Differentiate between 2 and 02 in bash script

I have a bash script that takes the date, month and year as separate arguments. Using that, a url is constructed which then uses wget to fetch content and store it in an html file (say t.html). Now, the user may enter a 2 digit month/date (as in 02 instead of just 2 and vice-versa). How do I distinguish between the above two formats and correct for this from within the script?

The url works as follows:

Date: a 2 digit input is needed. So a 7 must be supplied as 07 for the url to be constructed properly. Here I am looking for a check that would append a zero to the date in case it is less than 10 and does not already have a zero in front. So, 7 should become 07 for the date field before the url is constructed.

Month: a 2 digit input is needed, but here the url automatically appends the 0 in case month < 10. So, if the user enters 2, then the url forms 02, but if the user enters 02, the url forms 002. Here, the 0 may need to be appended or removed.

P.S: I know this method followed by the url s*c&s, but I just need to work with it.

开发者_C百科Thanks,

Sriram

---

It's a little unclear what you're asking for. If you're only looking to strip one leading zero, then this will do:

month=${month#0}

This will turn 02 into 2, and 12 remains 12.

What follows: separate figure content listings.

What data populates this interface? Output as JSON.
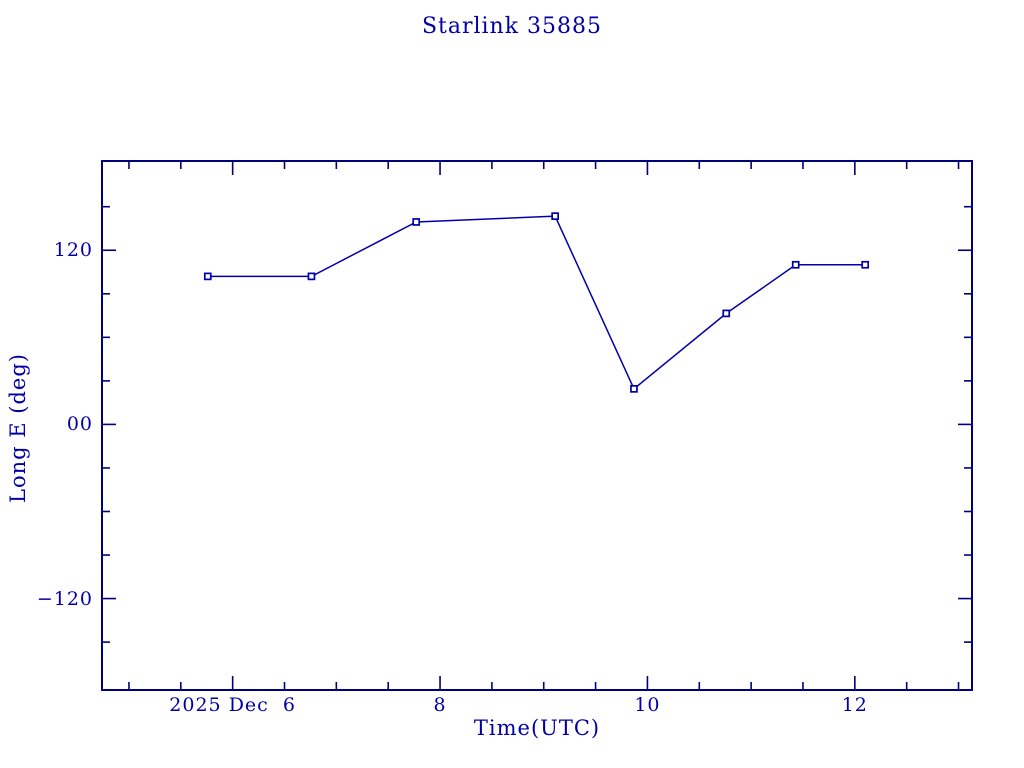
{
  "chart_data": {
    "type": "line",
    "title": "Starlink 35885",
    "xlabel": "Time(UTC)",
    "ylabel": "Long E (deg)",
    "x_axis_unit": "day of December 2025 (UTC)",
    "xlim": [
      4.74,
      13.13
    ],
    "ylim": [
      -183,
      181.5
    ],
    "grid": "off",
    "legend": "none",
    "x_major_ticks": [
      {
        "value": 6,
        "label": "2025 Dec  6"
      },
      {
        "value": 8,
        "label": "8"
      },
      {
        "value": 10,
        "label": "10"
      },
      {
        "value": 12,
        "label": "12"
      }
    ],
    "x_minor_tick_step": 0.5,
    "x_minor_tick_range": [
      5,
      13
    ],
    "y_major_ticks": [
      {
        "value": 120,
        "label": "120"
      },
      {
        "value": 0,
        "label": "00"
      },
      {
        "value": -120,
        "label": "−120"
      }
    ],
    "y_minor_tick_step": 30,
    "y_minor_tick_range": [
      -150,
      150
    ],
    "series": [
      {
        "name": "Long E (deg)",
        "marker": "open-square",
        "x": [
          5.76,
          6.76,
          7.77,
          9.11,
          9.87,
          10.76,
          11.43,
          12.1
        ],
        "y": [
          102,
          102,
          139.5,
          143.5,
          24.5,
          76.5,
          110,
          110
        ]
      }
    ],
    "colors": {
      "ink": "#0000aa",
      "text": "#0000a6",
      "frame": "#000078",
      "background": "#ffffff"
    }
  }
}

If you need to remove more than one zero (above 002 will turn into 02), you'll need to do something different, like using regular expressions

while [ -z "${month##0*}" ]; do month=${month#0}; done

or use regular expressions, like with sed

month=$(sed -e 's/^0*//'<<<"$month")

HTH

EDIT
As per your edit; as has already been suggested, use printf

month=$(printf %02d "$month")

this will turn 2 into 02, 12 remains as is, as does 123. If you want to force a two digit number or you don't have printf (which is a shell built-in in bash, and usually available otherwise too, so chances are pretty low), sed can help again

month=$(sed -e 's/.*\(..\)$/\1/'<<<"00$month")

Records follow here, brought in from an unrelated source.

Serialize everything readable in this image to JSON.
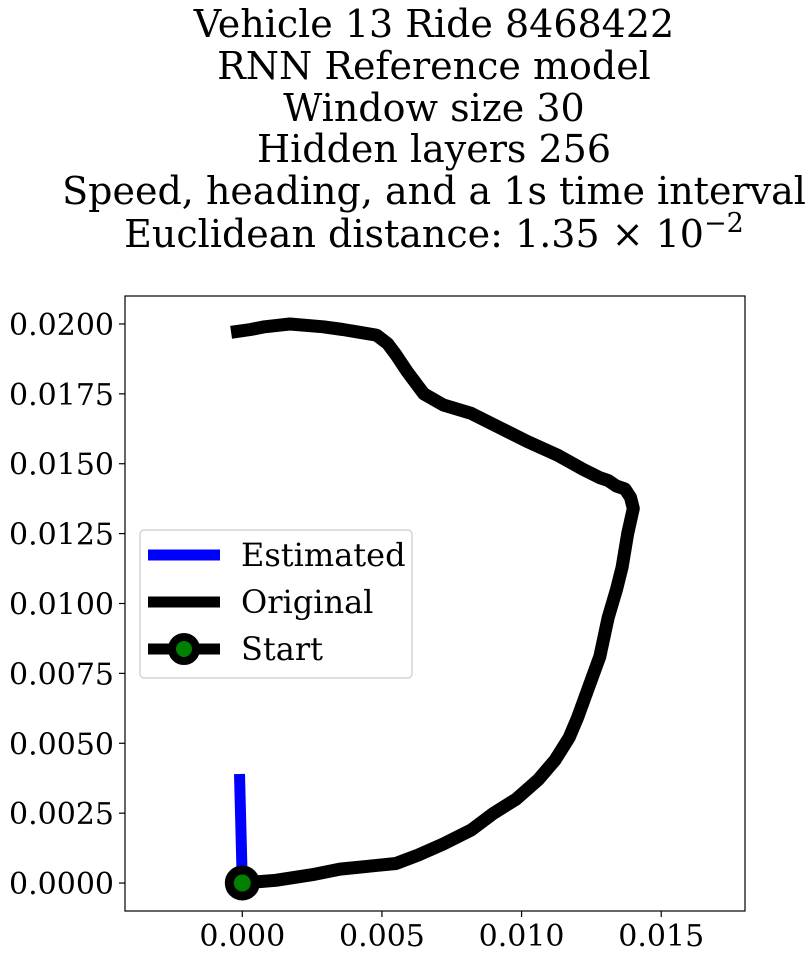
{
  "chart_data": {
    "type": "line",
    "title_lines": [
      "Vehicle 13 Ride 8468422",
      "RNN Reference model",
      "Window size 30",
      "Hidden layers 256",
      "Speed, heading, and a 1s time interval",
      "Euclidean distance: 1.35 × 10",
      "−2"
    ],
    "xlabel": "",
    "ylabel": "",
    "xlim": [
      -0.0042,
      0.018
    ],
    "ylim": [
      -0.001,
      0.021
    ],
    "x_ticks": [
      0.0,
      0.005,
      0.01,
      0.015
    ],
    "x_tick_labels": [
      "0.000",
      "0.005",
      "0.010",
      "0.015"
    ],
    "y_ticks": [
      0.0,
      0.0025,
      0.005,
      0.0075,
      0.01,
      0.0125,
      0.015,
      0.0175,
      0.02
    ],
    "y_tick_labels": [
      "0.0000",
      "0.0025",
      "0.0050",
      "0.0075",
      "0.0100",
      "0.0125",
      "0.0150",
      "0.0175",
      "0.0200"
    ],
    "grid": false,
    "legend_position": "center-left",
    "series": [
      {
        "name": "Estimated",
        "color": "#0000ff",
        "x": [
          -0.0001,
          0.0
        ],
        "y": [
          0.0039,
          0.0
        ]
      },
      {
        "name": "Original",
        "color": "#000000",
        "x": [
          0.0,
          0.0012,
          0.0025,
          0.0035,
          0.0045,
          0.0055,
          0.0063,
          0.0072,
          0.0082,
          0.009,
          0.0098,
          0.0106,
          0.0112,
          0.0117,
          0.012,
          0.0124,
          0.0128,
          0.0131,
          0.0134,
          0.0136,
          0.0138,
          0.014,
          0.0139,
          0.0137,
          0.0134,
          0.0131,
          0.0128,
          0.0122,
          0.0113,
          0.0102,
          0.0092,
          0.0082,
          0.0072,
          0.0065,
          0.0059,
          0.0055,
          0.0052,
          0.0048,
          0.0042,
          0.0036,
          0.0029,
          0.0017,
          0.0008,
          0.0003,
          -0.0004
        ],
        "y": [
          0.0,
          0.0001,
          0.0003,
          0.0005,
          0.0006,
          0.0007,
          0.001,
          0.0014,
          0.0019,
          0.0025,
          0.003,
          0.0037,
          0.0044,
          0.0052,
          0.0059,
          0.007,
          0.0081,
          0.0095,
          0.0105,
          0.0113,
          0.0125,
          0.0134,
          0.0138,
          0.0141,
          0.0142,
          0.0144,
          0.0145,
          0.0148,
          0.0153,
          0.0158,
          0.0163,
          0.0168,
          0.0171,
          0.0175,
          0.0183,
          0.0189,
          0.0193,
          0.0196,
          0.0197,
          0.0198,
          0.0199,
          0.02,
          0.0199,
          0.0198,
          0.0197
        ]
      }
    ],
    "start": {
      "name": "Start",
      "x": 0.0,
      "y": 0.0,
      "fill_color": "#008000",
      "edge_color": "#000000"
    },
    "legend_entries": [
      "Estimated",
      "Original",
      "Start"
    ]
  }
}
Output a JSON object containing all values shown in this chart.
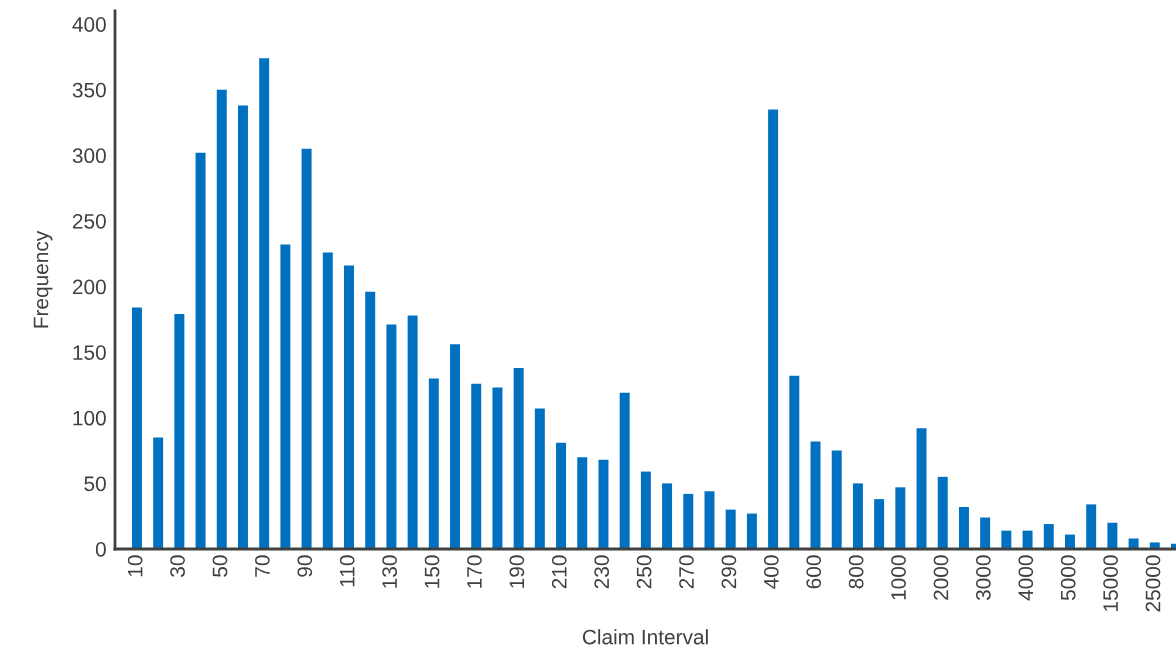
{
  "chart_data": {
    "type": "bar",
    "xlabel": "Claim Interval",
    "ylabel": "Frequency",
    "categories": [
      "10",
      null,
      "30",
      null,
      "50",
      null,
      "70",
      null,
      "90",
      null,
      "110",
      null,
      "130",
      null,
      "150",
      null,
      "170",
      null,
      "190",
      null,
      "210",
      null,
      "230",
      null,
      "250",
      null,
      "270",
      null,
      "290",
      null,
      "400",
      null,
      "600",
      null,
      "800",
      null,
      "1000",
      null,
      "2000",
      null,
      "3000",
      null,
      "4000",
      null,
      "5000",
      null,
      "15000",
      null,
      "25000",
      null
    ],
    "values": [
      184,
      85,
      179,
      302,
      350,
      338,
      374,
      232,
      305,
      226,
      216,
      196,
      171,
      178,
      130,
      156,
      126,
      123,
      138,
      107,
      81,
      70,
      68,
      119,
      59,
      50,
      42,
      44,
      30,
      27,
      335,
      132,
      82,
      75,
      50,
      38,
      47,
      92,
      55,
      32,
      24,
      14,
      14,
      19,
      11,
      34,
      20,
      8,
      5,
      4
    ],
    "color": "#0070c0",
    "ylim": [
      0,
      410
    ],
    "yticks": [
      0,
      50,
      100,
      150,
      200,
      250,
      300,
      350,
      400
    ],
    "grid": false,
    "legend": false
  }
}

which will prepend two zeros (002) and keep the last two characters (02), turning the empty string into 00 as well. This will turn a into 0a too though. Come to think of it, you don't need sed for this

month="00$month"
month="${month:0-2}"

(The 0- is required to disambiguate from default value expansion)

---

Just use printf.

For example $(printf "%02d" $day) to add the leading zero in case.
And $(printf "%1d" $month) to strip the zero in case.

---

To strip all leading zeros, regardless of the number and regardless of the number of final digits (it fixes "010" for example):

shopt -s extglob
month=009
month=${month##+(0)}
echo "$month"

Demo:

$ for a in 2 02 002 0002 20 020 00200; do echo ${a##+(0)}; done
2
2
2
2
20
20
200

To fix any date:

shopt -s extglob
fixdigits () {
    if (( ${#1} > 2 || ${#1} < 1 ))
    then
        echo "Invalid number of digits"
        return 1
    fi
    printf '%.2d\n' 0${1##+(0)}
}

Demo:

$ for a in 2 02 002 0002 20 020 00200; do fixdigits $a; done
02
02
Invalid number of digits
Invalid number of digits
02
Invalid number of digits
Invalid number of digits

Alternatively:

shopt -s extglob
fixdigits () {
    digits=${1##+(0)}
    if (( ${#digits} > 2 || ${#digits} < 1 ))
    then
        echo "Invalid number of digits"
        return 1
    fi
    printf '%.2s\n' 0$digits
}

Demo:

$ for a in 2 02 002 0002 20 020 00200; do fixdigits $a; done
02
02
02
02
02
02
Invalid number of digits